Alan se metió el último pedazo de pastel hecho migajas en la boca y se relamió los dedos como un gato grande y satisfecho. Aparte de bailar con su mujer, jugar con las mentes de sus subordinados era uno de los mayores placeres de su vida. Y, cuando se trataba de Bob, todavía más. Supongo que por su carácter serio y formal. Esta historia sobre mí, por ejemplo, la del reportero honesto que se ve obligado a huir por culpa de unos políticos corruptos, son cosas que sólo ocurren en las películas. Lo que se suele llamar la «historia personal» del héroe, lo que sucede antes de que comience la película. El redactor jefe se lo revela al redactor de sucesos locales quince minutos antes de empezar y entonces todos saben que es un buen tipo, a pesar de sus peculiaridades, un tipo en quien se puede confiar.

Desgraciadamente, en mi caso, era pura farsa. Nunca sucedió. Alan se lo inventó porque sabía que mortificaría a Bob pensar así de mí, como un héroe de película. Sabía que le haría sufrir.

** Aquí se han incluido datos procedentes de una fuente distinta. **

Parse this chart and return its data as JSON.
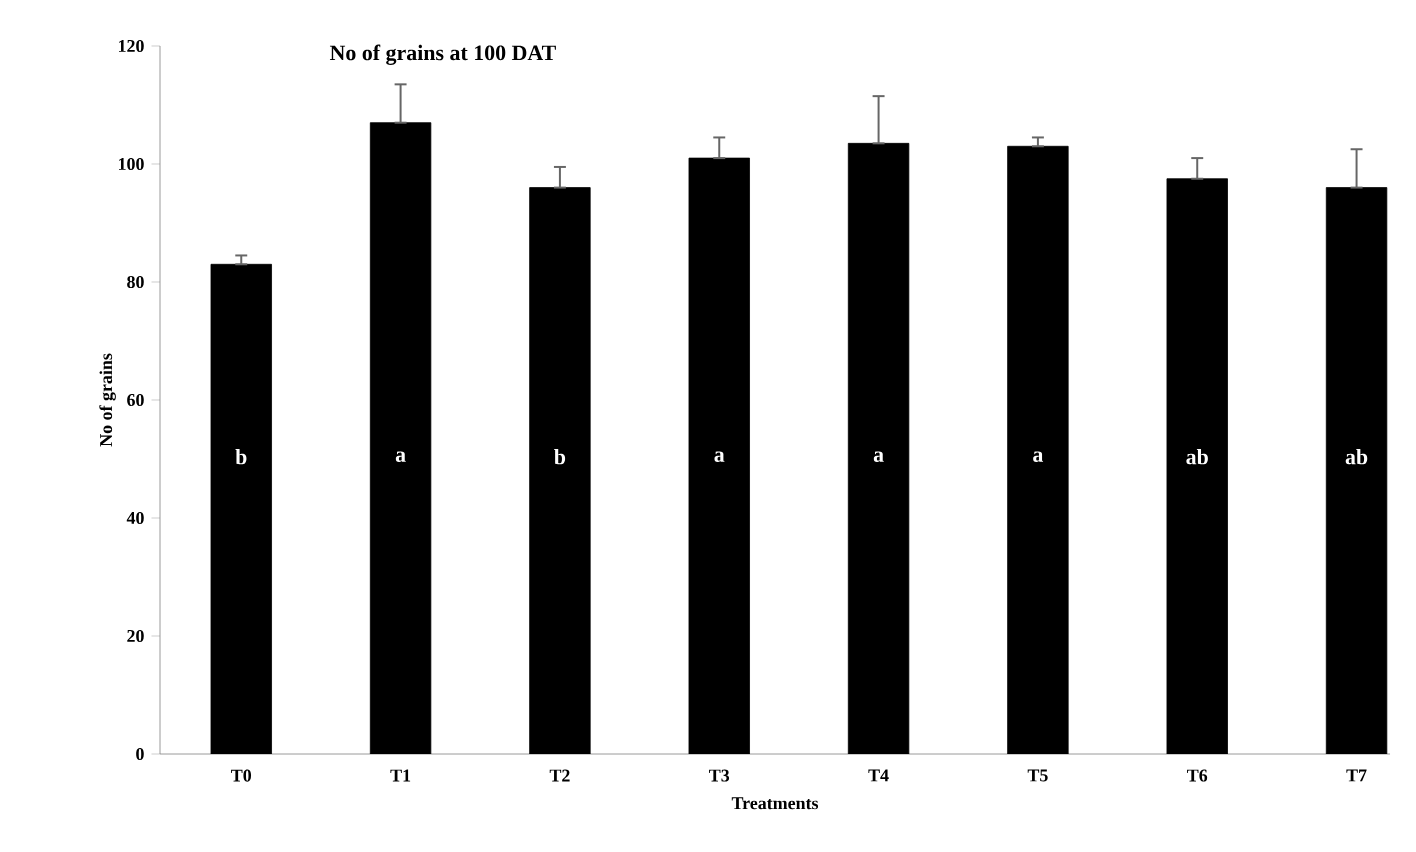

Y Bob sufrió. Allí de pie, frente a la mesa, con su cara redonda y rosada ahora pálida. Por inteligente y perspicaz que fuera, le encantaban las películas, y esa imagen heroica mía le dolió, le corroyó, le dejó sin habla. Metió las manos en los bolsillos de sus pantalones color caqui. A veces, Alan era un verdadero bastardo.

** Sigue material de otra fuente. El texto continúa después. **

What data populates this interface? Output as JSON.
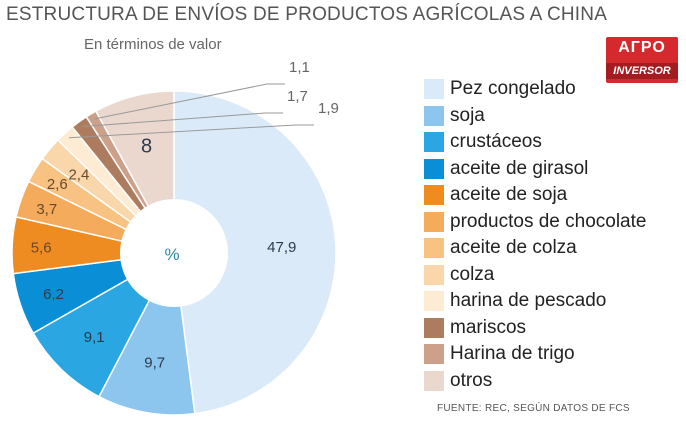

– De acuerdo -observó Bob al cabo de unos momentos, y Alan casi no pudo contenerse al ver cómo se atragantaba al claudicar-. De acuerdo, lo que tú quieras. Intentaré localizar a Everett en su casa.

4

Sin embargo, dio la casualidad de que yo no estaba en casa. Dio la casualidad de que estaba en casa de Bob y, más concretamente, en la cama de Bob. Estaba fumando un cigarrillo y analizando el trasero desnudo de su mujer.

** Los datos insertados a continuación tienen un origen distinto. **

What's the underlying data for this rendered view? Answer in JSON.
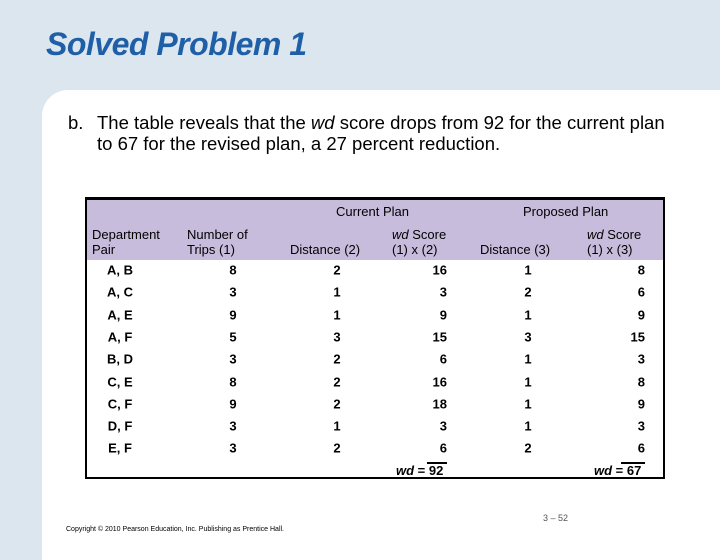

Se llamaba Patricia. Y tenía una trasero encantador. Redondo y rosado. Como la cara de Bob, ahora que caigo. En ese momento, observé un morado largo y oval en su nalga derecha. Supongo que fui yo el responsable cuando le di el manotazo. La verdad es que me arrepiento. Al fin y al cabo no la había pegado en un momento de rabia. Ella me lo pidió. Le gustaba que la pegara y que le tirara de los pelos cuando hacíamos el amor. A decir verdad, a mi no me entusiasmaba demasiado, pero era lo suficientemente excitante y diferente de cuando estaba con mi mujer. Pero ese morado… supongo que me dejé llevar, y ahora me arrepiento.

Se dio la vuelta. Me quitó el aliento. Después de sólo seis semanas con ella, la vista de su cuerpo todavía me hacía ese efecto. Alta y robusta y con la piel rosada, las caderas anchas y los pechos grandes que caían abiertos cuando se apoyaba sobre la espalda. Imperturbable como una estatua, su cara era como la de una esfinge: encajada en su cabello castaño rojizo, cincelada, distante, penetrante y también algo burlona. Patricia era un tipo de mujer absolutamente imperturbable.

Parpadeó medio dormida mirándome desde el otro lado de la cama.